C. She's got post-traumatic Stockholm Syndrome and has turned it around into some S&M shit on the side.
D. All of the above.
post #44 of 50
I thought maybe this thread would be a reference to this.

http://www.collegehumor.com/video:1917317
post #45 of 50
Quote:
Originally Posted by DARKMITE8 View Post
Rewatched part 1 one recently. I've seen it a million times, but it didn't occur to me till this viewing that Lorraine doesn't mind having a rapist (or attempted-rapist) around the house at the end (in the NEW future). She doesn't seem to be bothered with Biff around her their kids, or their property/possessions. Either...

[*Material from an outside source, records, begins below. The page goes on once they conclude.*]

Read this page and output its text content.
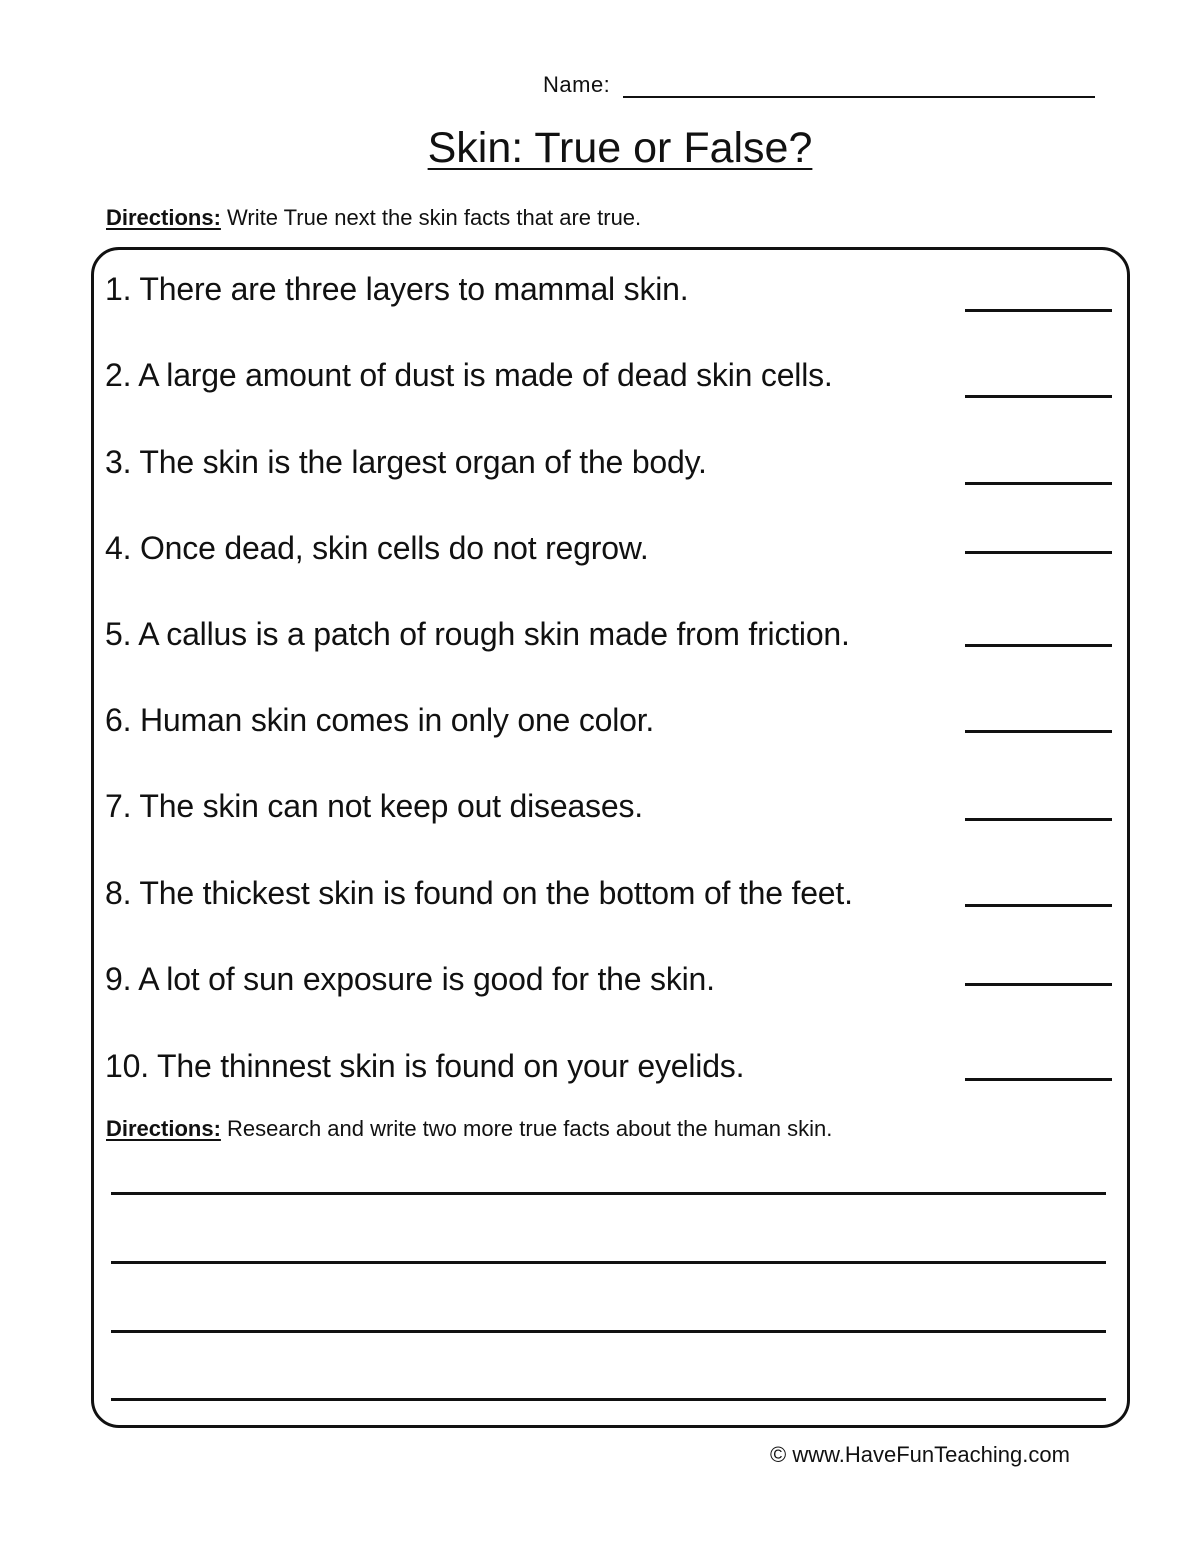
Name:
Skin: True or False?
Directions: Write True next the skin facts that are true.
1. There are three layers to mammal skin.
2. A large amount of dust is made of dead skin cells.
3. The skin is the largest organ of the body.
4. Once dead, skin cells do not regrow.
5. A callus is a patch of rough skin made from friction.
6. Human skin comes in only one color.
7. The skin can not keep out diseases.
8. The thickest skin is found on the bottom of the feet.
9. A lot of sun exposure is good for the skin.
10. The thinnest skin is found on your eyelids.
Directions: Research and write two more true facts about the human skin.
© www.HaveFunTeaching.com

A. Knowing that George decked him in HS, she feels relatively safe.
B. She doesn't have to lift a finger around the house (he washes the car!).
C. She's got post-traumatic Stockholm Syndrome and has turned it around into some S&M shit on the side.
D. All of the above.
I'm going to travel back in time and stop Nick from getting rid of the rep system so that - perhaps in some alternate timeline - I will be able to shower you with green boxes after reading this post
post #46 of 50
if you were to somehow time-travel, wouldn't you end up in the same exact spot in the universe, not the world? which is more than likely now way the fuck out in space somewhere. in that case, I imagine seeing yourself is way far down the list.
post #47 of 50
Quote:
Originally Posted by Bryan ODonnell View Post
if you were to somehow time-travel, wouldn't you end up in the same exact spot in the universe, not the world? which is more than likely now way the fuck out in space somewhere. in that case, I imagine seeing yourself is way far down the list.
Yeah, a time machine would have to take into consideration the Earth's rotation AND revolution, etc.
post #48 of 50
Quote:
Originally Posted by Fafhrd View Post
I maintain that Bill & Ted's Excellent Adventure is a massively under appreciated gem of time travel fiction. The whole thing with Ted's dad's keys shows a pretty brilliant understanding of how time travel works.
Yeah, Bill & Ted took the "what happened happened: you can affect the outcome, just not change it" idea of time travel and played it out in pretty hilarious ways. Much like films like Timecrimes, there is no original timeline in B&T, just the timeline. This can especially be seen in the final confrontation at the end of the second movie where only the destined "winners" are able to set up gags from the future.

"Don't forget to wind your watch Ted!"

(And with this post I move from being the guy with the ironic Bill & Ted avatar, to being the Bill & Ted guy. Sigh.)
post #49 of 50
Quote:
Originally Posted by Yaz View Post
(And with this post I move from being the guy with the ironic Bill & Ted avatar, to being the Bill & Ted guy. Sigh.)
There's absolutely nothing wrong with that. Bill and Ted, not unlike Wyld Stallyns, rule. No, seriously.
post #50 of 50
I was just thinking the other day that I am totally dreading the inevitable anouncemment that there will be a Back to the Future 'Remake'.